These Are 3 Tips to Protect Your Online Business!
Nigerian online business owners can expect to see a seasonal surge in online fraud right before Christmas holidays every year. We can’t but agree that when buying activity actively grows and, as a result, the need for credit funds grows too.
And right before and during the festive season the number of loan applications grows at least 1.5 -2 times.
The main risk that Fintech company owners usually face during this period is a sharp increase in the flow of fraudulent applications. How exactly does this happen? Fraudsters repeatedly submit loan applications to different financial institutions, manipulating data from application to application in order to “slip” through an online lender’s decision-making system.
Speaking with Mikhail Marchenko, Co-Founder at JuicyScore, risk management and antifraud global firm, he has taken the time to prep a watch list to protect your business from Christmas online fraud.
According to Mr. Marchenko: “Let starts with some numbers: total losses from online fraud between 2023 and 2027 are estimated to exceed 343 billion USD globally, according to Juniper Research report, and experts predict that this figure will grow to $ 40.6 billion by 2027.”
“What do fraudsters count on? First of all, they know that the attention of online lenders will be scattered due to the large flow of applications. Also shortened working hours during the holiday period often lead to the situation, when fraudsters’ applications are more easily approved due to oversights.”

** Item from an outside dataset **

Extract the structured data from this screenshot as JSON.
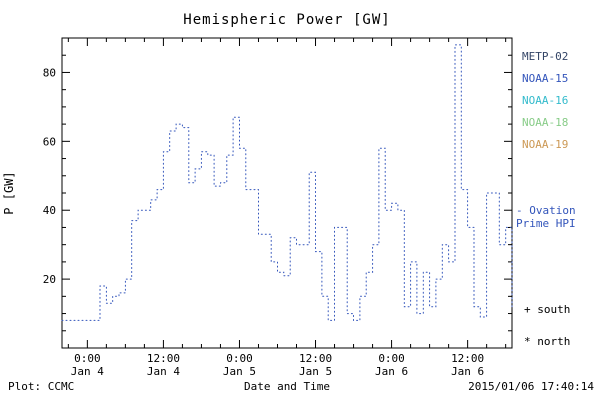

Therefore, JuicyScore team highly recommends to follow these steps:
- Temporary tightening of the company’s risk policy regarding the applications valuation – applying a more conservative approach will help protect online business from possible financial losses;
- Be really attentive to the applications with high-risk markers, for instance, such as attempts of device or internet connection manipulation, the use of randomizers, untypical device settings etc.;
- Apply more conservative approach connected with the frequency characteristics.
Lawrence Osayemi, Sales & Business Development Regional Director in Nigeria at JuicyScore says: “Nigeria is currently experiencing an evolution in how credit decisions are being made. Outside the traditional credit evaluation systems based on pieces of information like credit history, payment history, debt ratios, etc (Which further excludes a large number of people with no credit history) lenders are now leveraging alternative data, AI and ML to strengthen customers’/business profiles and this means they can say yes to more people.”
Speaking more on this, he commented “However this type of data is also very useful in terms of seasonal fraud reduction, because alternative non-personalized is extremely valuable when we speak about credit decisioning during high load on decision making system.”